Dass zunehmend Musikerbiografien ins Kino kommen, ist nicht überraschend. Die filmische Kreislaufwirtschaft verwertet alles, was schon eine Fanbase hat. Das kann ein Superheld sein, Barbie oder Bruce Springsteen. Nun mag man hinter einem Kinofilm über einen Musiker den längeren Arm von dessen Marketingabteilung vermuten. Doch gerade bei Springsteen steckt hoffentlich mehr dahinter.

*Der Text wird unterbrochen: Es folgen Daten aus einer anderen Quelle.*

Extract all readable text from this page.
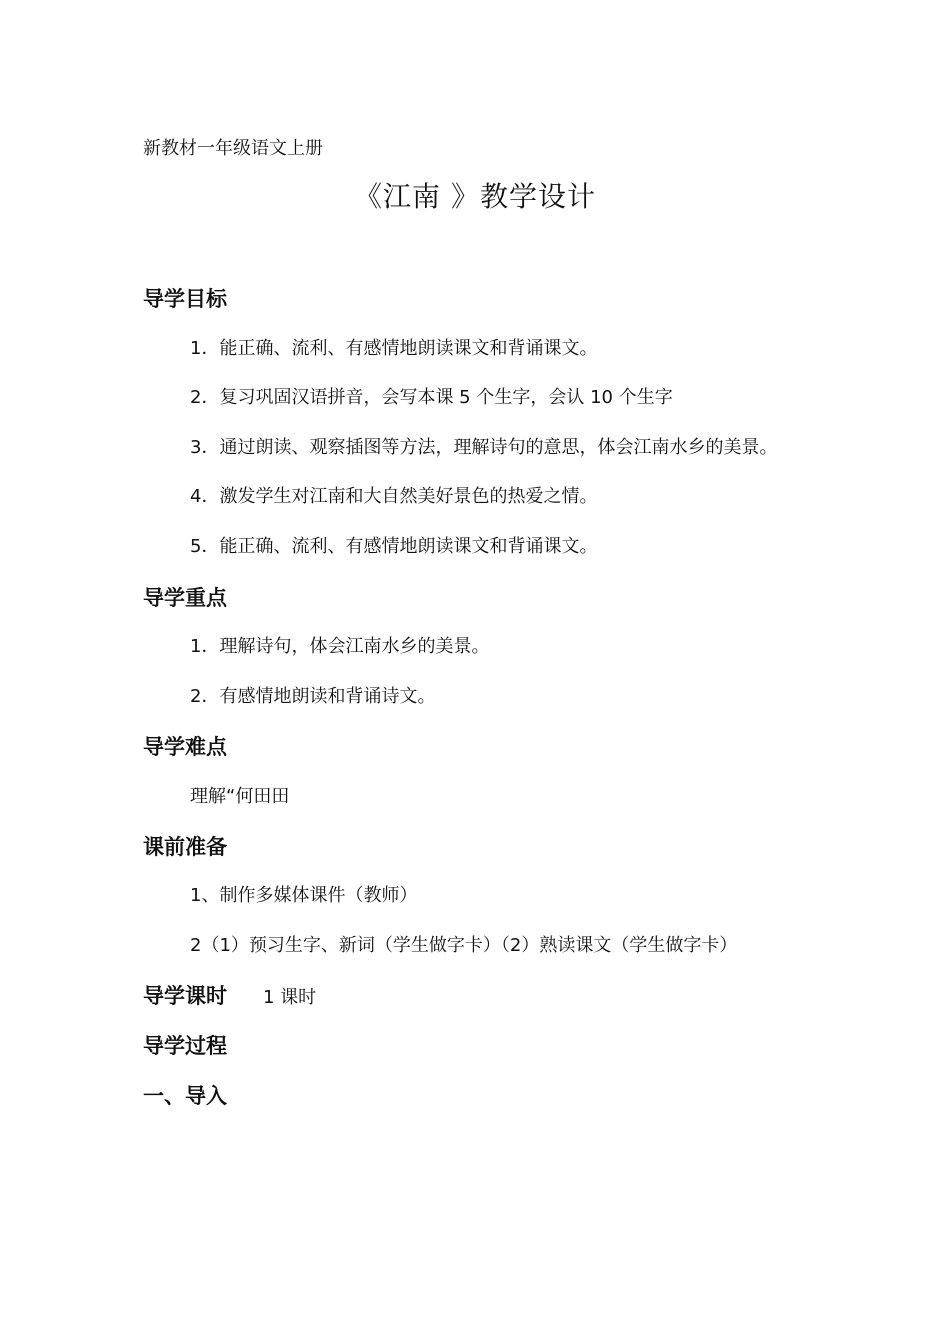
新教材一年级语文上册
《江南 》教学设计
导学目标
1．能正确、流利、有感情地朗读课文和背诵课文。
2．复习巩固汉语拼音，会写本课 5 个生字，会认 10 个生字
3．通过朗读、观察插图等方法，理解诗句的意思，体会江南水乡的美景。
4．激发学生对江南和大自然美好景色的热爱之情。
5．能正确、流利、有感情地朗读课文和背诵课文。
导学重点
1．理解诗句，体会江南水乡的美景。
2．有感情地朗读和背诵诗文。
导学难点
理解“何田田
课前准备
1、制作多媒体课件（教师）
2（1）预习生字、新词（学生做字卡）（2）熟读课文（学生做字卡）
导学课时 1 课时
导学过程
一、导入
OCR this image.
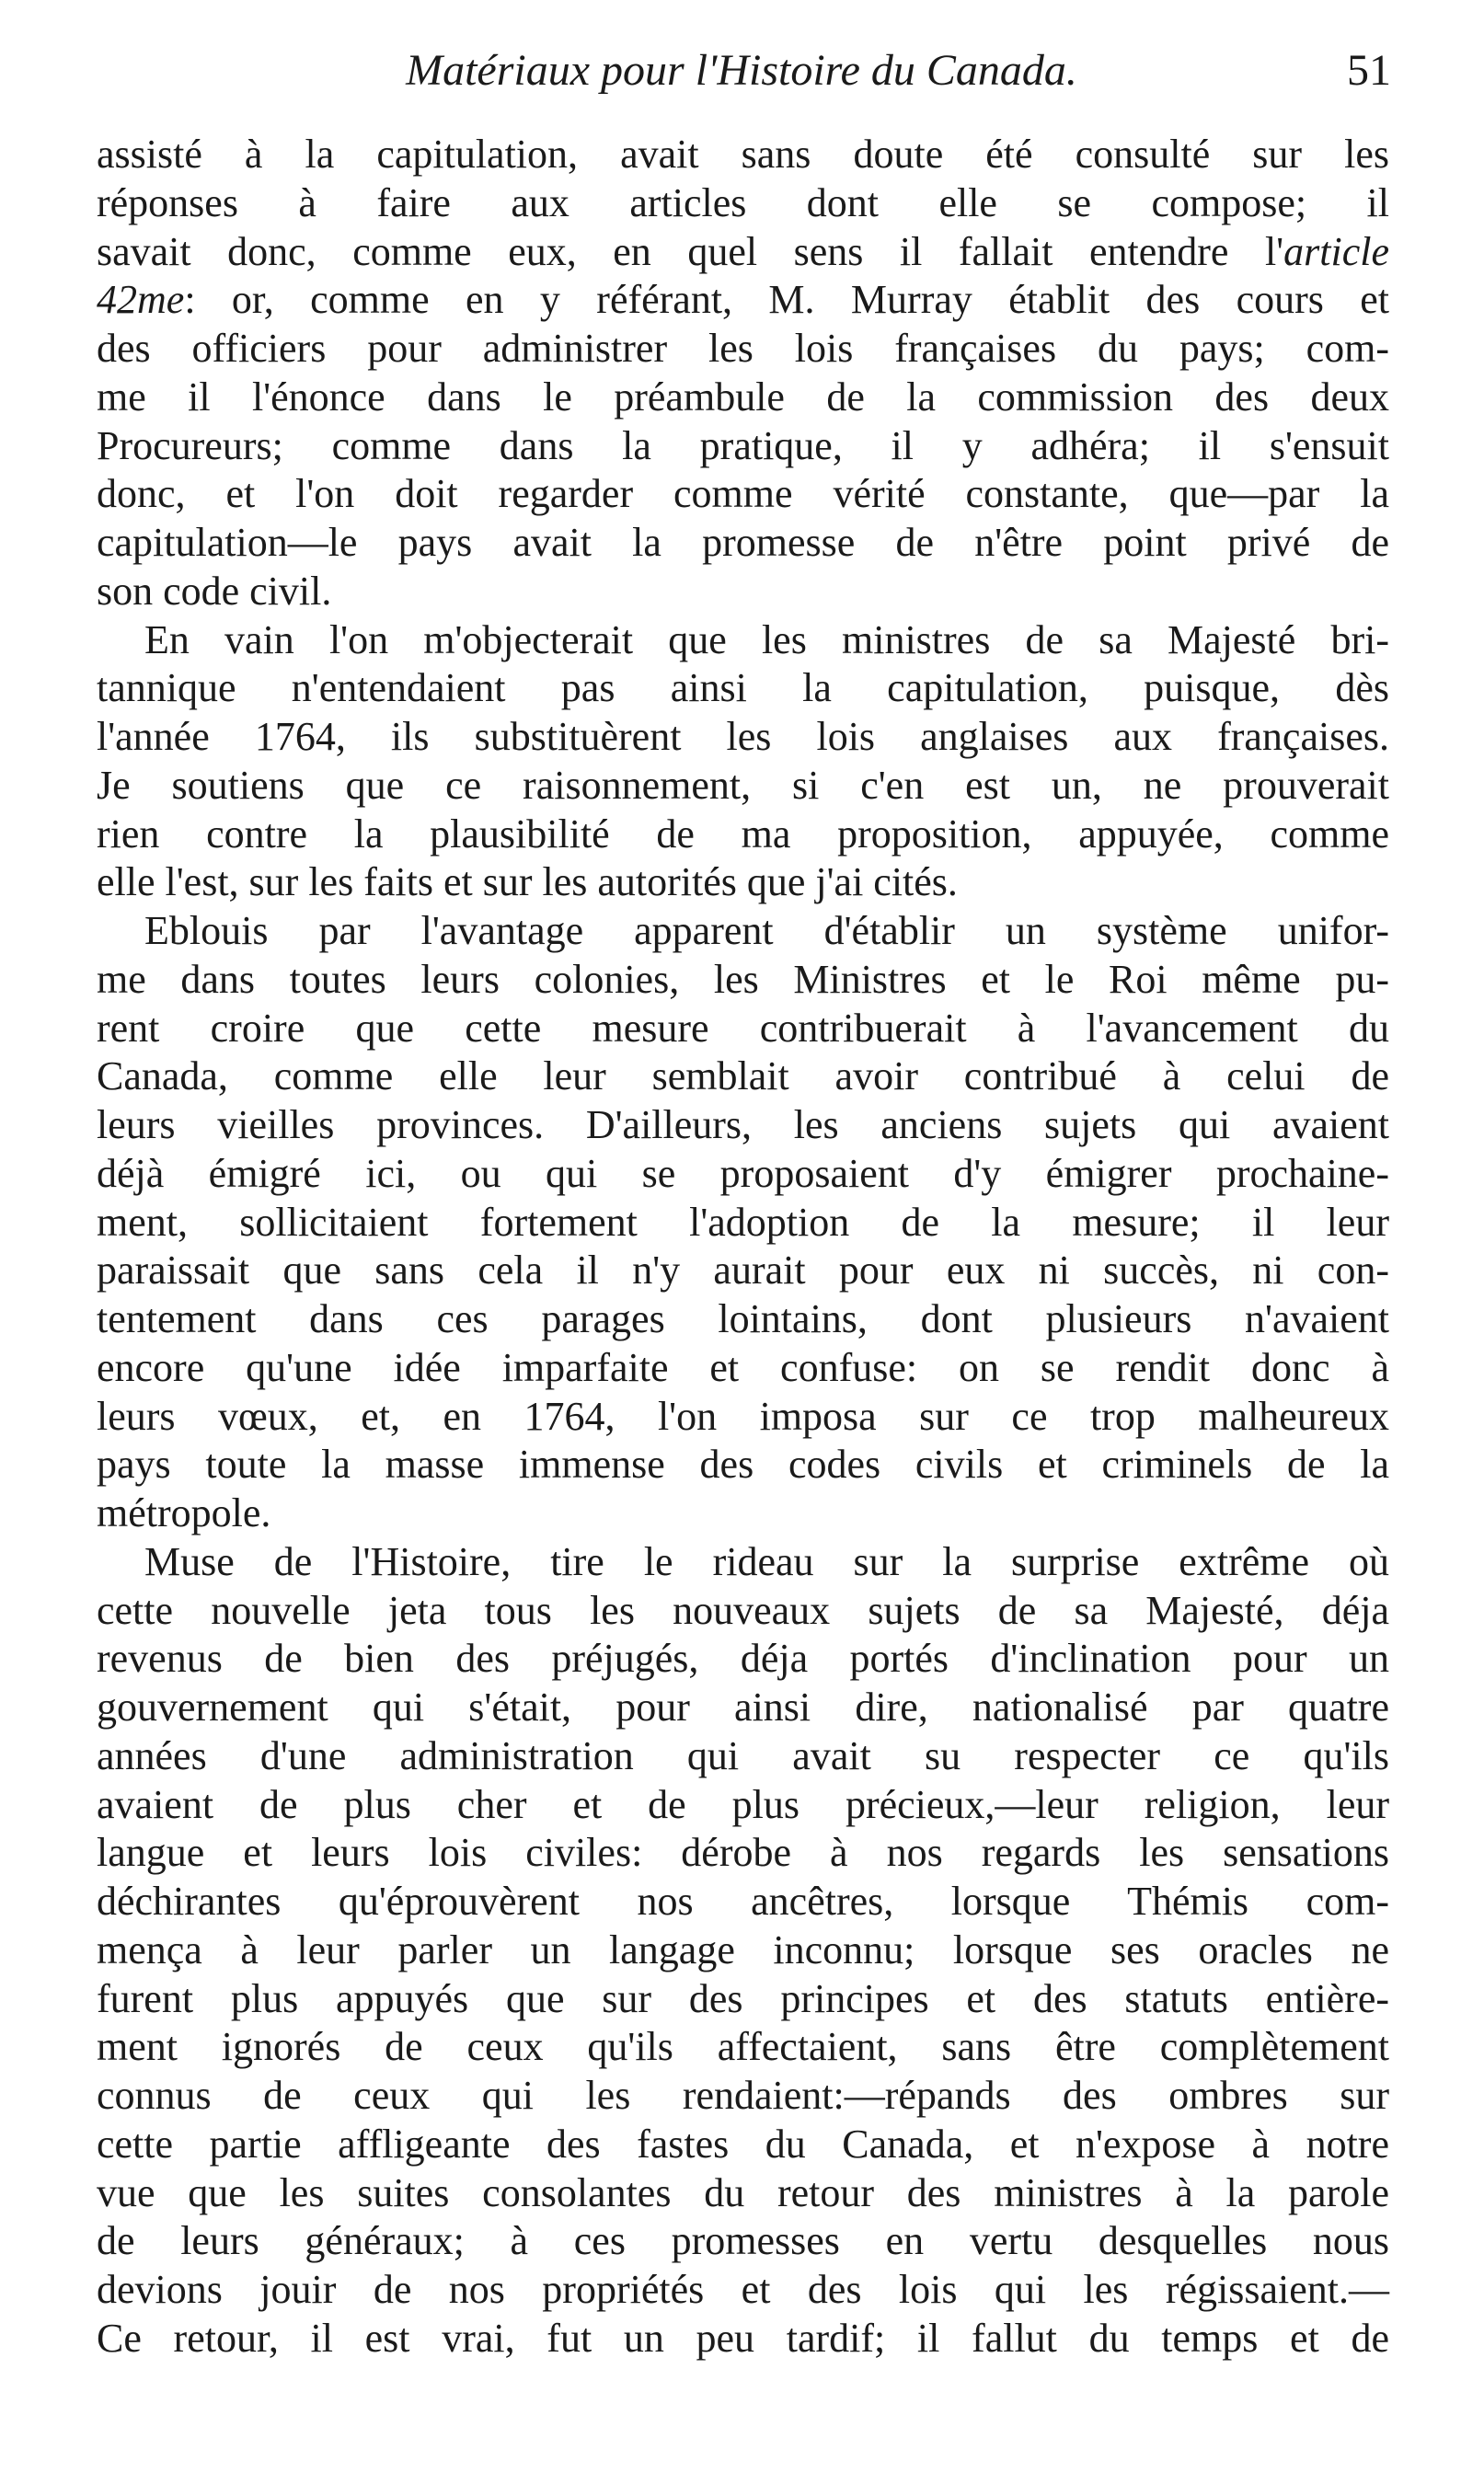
Matériaux pour l'Histoire du Canada.	51
assisté à la capitulation, avait sans doute été consulté sur les
réponses à faire aux articles dont elle se compose; il
savait donc, comme eux, en quel sens il fallait entendre l'article
42me: or, comme en y référant, M. Murray établit des cours et
des officiers pour administrer les lois françaises du pays; com-
me il l'énonce dans le préambule de la commission des deux
Procureurs; comme dans la pratique, il y adhéra; il s'ensuit
donc, et l'on doit regarder comme vérité constante, que—par la
capitulation—le pays avait la promesse de n'être point privé de
son code civil.
En vain l'on m'objecterait que les ministres de sa Majesté bri-
tannique n'entendaient pas ainsi la capitulation, puisque, dès
l'année 1764, ils substituèrent les lois anglaises aux françaises.
Je soutiens que ce raisonnement, si c'en est un, ne prouverait
rien contre la plausibilité de ma proposition, appuyée, comme
elle l'est, sur les faits et sur les autorités que j'ai cités.
Eblouis par l'avantage apparent d'établir un système unifor-
me dans toutes leurs colonies, les Ministres et le Roi même pu-
rent croire que cette mesure contribuerait à l'avancement du
Canada, comme elle leur semblait avoir contribué à celui de
leurs vieilles provinces. D'ailleurs, les anciens sujets qui avaient
déjà émigré ici, ou qui se proposaient d'y émigrer prochaine-
ment, sollicitaient fortement l'adoption de la mesure; il leur
paraissait que sans cela il n'y aurait pour eux ni succès, ni con-
tentement dans ces parages lointains, dont plusieurs n'avaient
encore qu'une idée imparfaite et confuse: on se rendit donc à
leurs vœux, et, en 1764, l'on imposa sur ce trop malheureux
pays toute la masse immense des codes civils et criminels de la
métropole.
Muse de l'Histoire, tire le rideau sur la surprise extrême où
cette nouvelle jeta tous les nouveaux sujets de sa Majesté, déja
revenus de bien des préjugés, déja portés d'inclination pour un
gouvernement qui s'était, pour ainsi dire, nationalisé par quatre
années d'une administration qui avait su respecter ce qu'ils
avaient de plus cher et de plus précieux,—leur religion, leur
langue et leurs lois civiles: dérobe à nos regards les sensations
déchirantes qu'éprouvèrent nos ancêtres, lorsque Thémis com-
mença à leur parler un langage inconnu; lorsque ses oracles ne
furent plus appuyés que sur des principes et des statuts entière-
ment ignorés de ceux qu'ils affectaient, sans être complètement
connus de ceux qui les rendaient:—répands des ombres sur
cette partie affligeante des fastes du Canada, et n'expose à notre
vue que les suites consolantes du retour des ministres à la parole
de leurs généraux; à ces promesses en vertu desquelles nous
devions jouir de nos propriétés et des lois qui les régissaient.—
Ce retour, il est vrai, fut un peu tardif; il fallut du temps et de
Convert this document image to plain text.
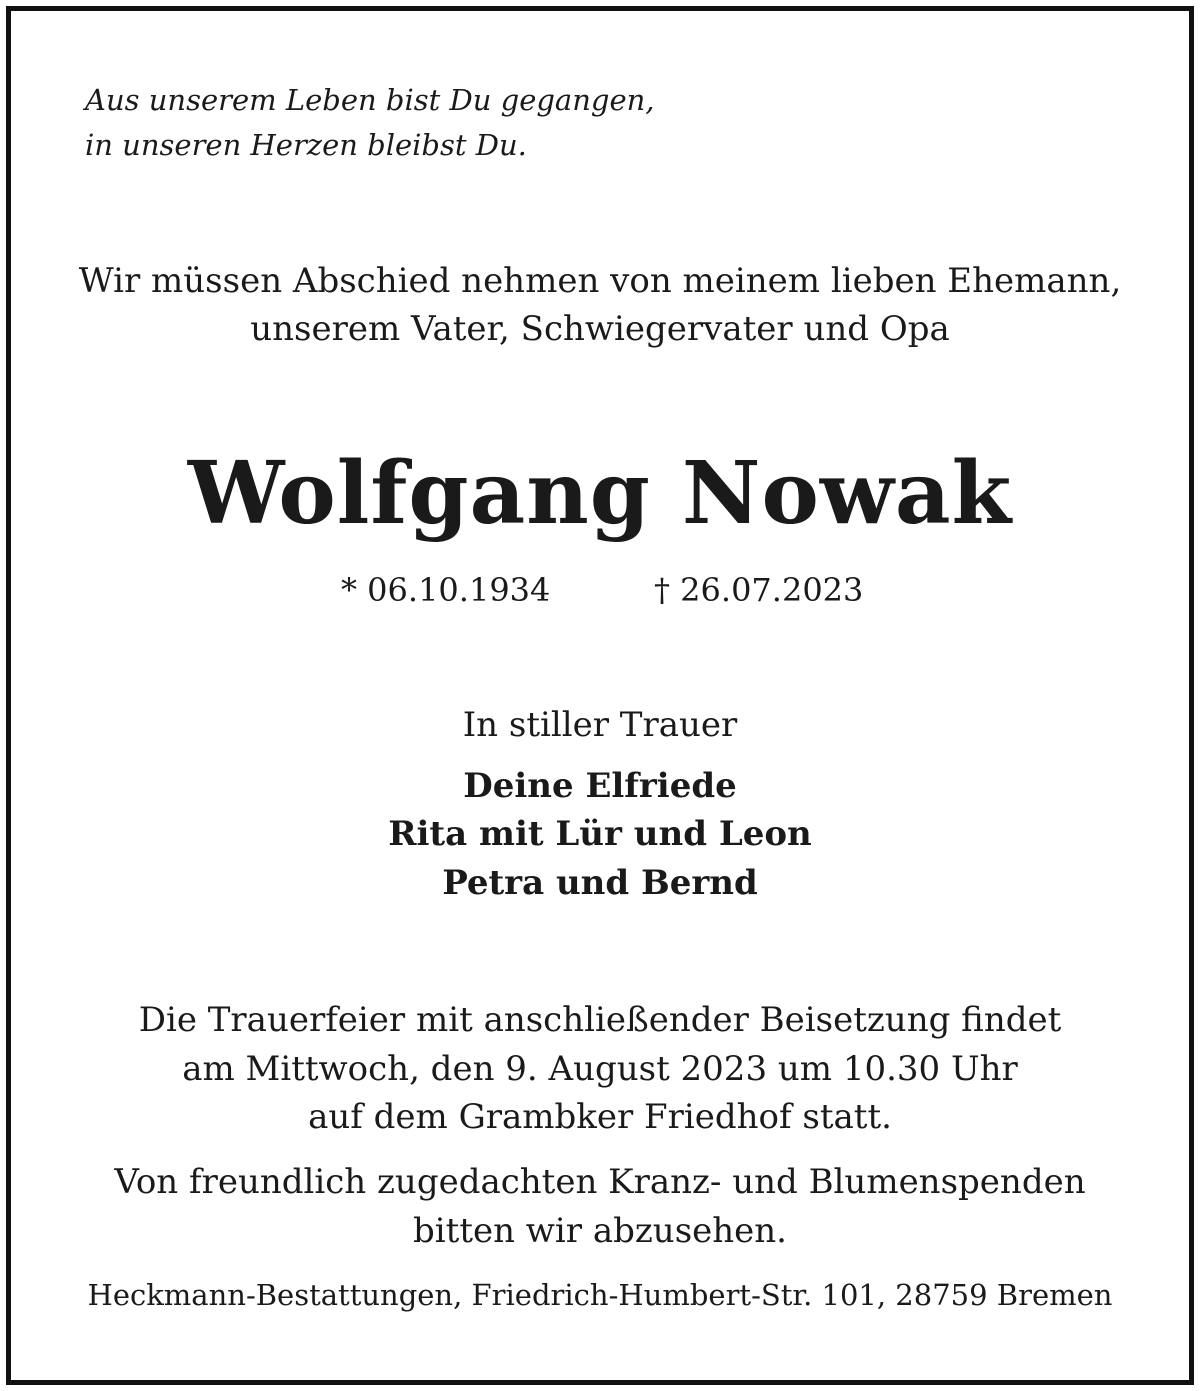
Aus unserem Leben bist Du gegangen,

in unseren Herzen bleibst Du.

Wir müssen Abschied nehmen von meinem lieben Ehemann,

unserem Vater, Schwiegervater und Opa

Wolfgang Nowak
* 06.10.1934	† 26.07.2023

In stiller Trauer

Deine Elfriede

Rita mit Lür und Leon

Petra und Bernd

Die Trauerfeier mit anschließender Beisetzung findet

am Mittwoch, den 9. August 2023 um 10.30 Uhr

auf dem Grambker Friedhof statt.

Von freundlich zugedachten Kranz- und Blumenspenden

bitten wir abzusehen.

Heckmann-Bestattungen, Friedrich-Humbert-Str. 101, 28759 Bremen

Denn inszeniert hat den Film Scott Cooper, der sich bereits in «Crazy Heart» (2009) mit einem grossartigen Folkrock-Film bewiesen hat. Und Jeremy Allen White macht in den ersten Ausschnitten einen phänomenalen Eindruck. Man kauft ihm den jungen Star, der sich erst noch finden muss, sofort ab. «Ich versuche etwas Wahres zu finden in all dem Lärm», das ist sein zentraler Satz als Bruce Springsteen im Trailer. Es ist ein Satz, der auch von dem Chef Carmy stammen könnte. Aus The Bear ist The Boss geworden.